I'm sorry, JLGAHF, but that "small minority" is very powerful, and we have to pay attention to them and fight back against their lies. Our rights, our families, and our lives depend on it. And if you're upset that all Christians everywhere are increasingly viewed as anti-gay, your beef is with conservative, right-wing, sex-phobic, and homophobic "Christians" who claim to speak for all Christians everywhere, not with me.

As for my response to LR, JLGAHF, it was clearly addressed to a Christian who believes that being Christian requires her to deny the basic human dignity and equality of gay and lesbian and bi and trans people. It wasn't addressed to all Christians everywhere. It was addressed to her, and to her brand of Christianity. I didn't go out of my way to point out that not all Christians agree with her. But neither did she. And it's telling that you would take issue not with LR, but with me. Telling and typical. I hate to sound like a broken record, but one more time:

I'm sick of tolerant, accepting Christians whispering to me that "we're not all like that." If you want to change the growing perception that "good Christian" means "anti-gay"-a perception that is leading many people to stop identifying themselves as Christian because they don't want to be lumped in with the haters-stop whispering to me and start screaming at them. Until there are moderate and "welcoming" Christian groups that are just as big, well-funded, aggressive, and loud as the conservative Christian organizations, "welcoming" Christians are in no position to complain about the perception that all Christians are anti-gay. Your co-religionists have invested decades and millions of dollars in creating that perception. You let it happen. […]

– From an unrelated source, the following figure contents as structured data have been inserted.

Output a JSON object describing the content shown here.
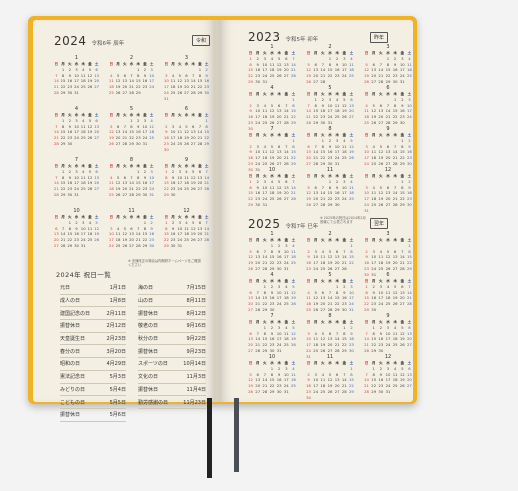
{
  "weekdays": [
    "日",
    "月",
    "火",
    "水",
    "木",
    "金",
    "土"
  ],
  "left": {
    "year": "2024",
    "era": "令和6年 辰年",
    "badge": "令和",
    "note": "※ 法律改正の場合は内閣府ホームページをご確認ください",
    "holidays_title": "2024年 祝日一覧",
    "holidays": [
      {
        "name": "元日",
        "date": "1月1日"
      },
      {
        "name": "成人の日",
        "date": "1月8日"
      },
      {
        "name": "建国記念の日",
        "date": "2月11日"
      },
      {
        "name": "振替休日",
        "date": "2月12日"
      },
      {
        "name": "天皇誕生日",
        "date": "2月23日"
      },
      {
        "name": "春分の日",
        "date": "3月20日"
      },
      {
        "name": "昭和の日",
        "date": "4月29日"
      },
      {
        "name": "憲法記念日",
        "date": "5月3日"
      },
      {
        "name": "みどりの日",
        "date": "5月4日"
      },
      {
        "name": "こどもの日",
        "date": "5月5日"
      },
      {
        "name": "振替休日",
        "date": "5月6日"
      },
      {
        "name": "海の日",
        "date": "7月15日"
      },
      {
        "name": "山の日",
        "date": "8月11日"
      },
      {
        "name": "振替休日",
        "date": "8月12日"
      },
      {
        "name": "敬老の日",
        "date": "9月16日"
      },
      {
        "name": "秋分の日",
        "date": "9月22日"
      },
      {
        "name": "振替休日",
        "date": "9月23日"
      },
      {
        "name": "スポーツの日",
        "date": "10月14日"
      },
      {
        "name": "文化の日",
        "date": "11月3日"
      },
      {
        "name": "振替休日",
        "date": "11月4日"
      },
      {
        "name": "勤労感謝の日",
        "date": "11月23日"
      }
    ],
    "months": [
      {
        "label": "1",
        "start": 1,
        "days": 31
      },
      {
        "label": "2",
        "start": 4,
        "days": 29
      },
      {
        "label": "3",
        "start": 5,
        "days": 31
      },
      {
        "label": "4",
        "start": 1,
        "days": 30
      },
      {
        "label": "5",
        "start": 3,
        "days": 31
      },
      {
        "label": "6",
        "start": 6,
        "days": 30
      },
      {
        "label": "7",
        "start": 1,
        "days": 31
      },
      {
        "label": "8",
        "start": 4,
        "days": 31
      },
      {
        "label": "9",
        "start": 0,
        "days": 30
      },
      {
        "label": "10",
        "start": 2,
        "days": 31
      },
      {
        "label": "11",
        "start": 5,
        "days": 30
      },
      {
        "label": "12",
        "start": 0,
        "days": 31
      }
    ]
  },
  "right_top": {
    "year": "2023",
    "era": "令和5年 卯年",
    "badge": "昨年",
    "months": [
      {
        "label": "1",
        "start": 0,
        "days": 31
      },
      {
        "label": "2",
        "start": 3,
        "days": 28
      },
      {
        "label": "3",
        "start": 3,
        "days": 31
      },
      {
        "label": "4",
        "start": 6,
        "days": 30
      },
      {
        "label": "5",
        "start": 1,
        "days": 31
      },
      {
        "label": "6",
        "start": 4,
        "days": 30
      },
      {
        "label": "7",
        "start": 6,
        "days": 31
      },
      {
        "label": "8",
        "start": 2,
        "days": 31
      },
      {
        "label": "9",
        "start": 5,
        "days": 30
      },
      {
        "label": "10",
        "start": 0,
        "days": 31
      },
      {
        "label": "11",
        "start": 3,
        "days": 30
      },
      {
        "label": "12",
        "start": 5,
        "days": 31
      }
    ]
  },
  "right_bottom": {
    "year": "2025",
    "era": "令和7年 巳年",
    "badge": "翌年",
    "note": "※ 2025年の祝日は2024年2月 官報にて公表されます",
    "months": [
      {
        "label": "1",
        "start": 3,
        "days": 31
      },
      {
        "label": "2",
        "start": 6,
        "days": 28
      },
      {
        "label": "3",
        "start": 6,
        "days": 31
      },
      {
        "label": "4",
        "start": 2,
        "days": 30
      },
      {
        "label": "5",
        "start": 4,
        "days": 31
      },
      {
        "label": "6",
        "start": 0,
        "days": 30
      },
      {
        "label": "7",
        "start": 2,
        "days": 31
      },
      {
        "label": "8",
        "start": 5,
        "days": 31
      },
      {
        "label": "9",
        "start": 1,
        "days": 30
      },
      {
        "label": "10",
        "start": 3,
        "days": 31
      },
      {
        "label": "11",
        "start": 6,
        "days": 30
      },
      {
        "label": "12",
        "start": 1,
        "days": 31
      }
    ]
  }
}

Just substitute Muslim for Christian everywhere, and the piece becomes even much better. All these moderate Muslims who lament on how Islam gets demonized in the public perception - don’t tell us! Speak the fuck up against the crazy fundies who are responsible! And until you do that - until you start investing resources, money and time to fight the bigots who “stole your religion”, until you publicly and unambiguously condemn them and act against them - until that happens, sorry, guys, but we all aren’t going to buy this NALT stuff any longer!

To all the NALT people everywhere, I have the same questions that Dan asked: we believe that your personal position is what you say it is, but: what is the position of the people in power in your organization? What is the position of the vocal people in your organization? Of the spiritual leaders? Do you agree with it? If not - what are you, personally, doing against it? How are you trying to change it?

Until we see some real action from moderate Muslims against the fundamentalists, I will assume that they all simply play the old and tried Good Cop/Bad Cop routine on us. How do you know that you’re being played the Good Cop/Bad Cop thing? Look closely. On whom is the good cop working? With whom is he arguing? Is it really with the bad cop? Or with you? That’s your clue.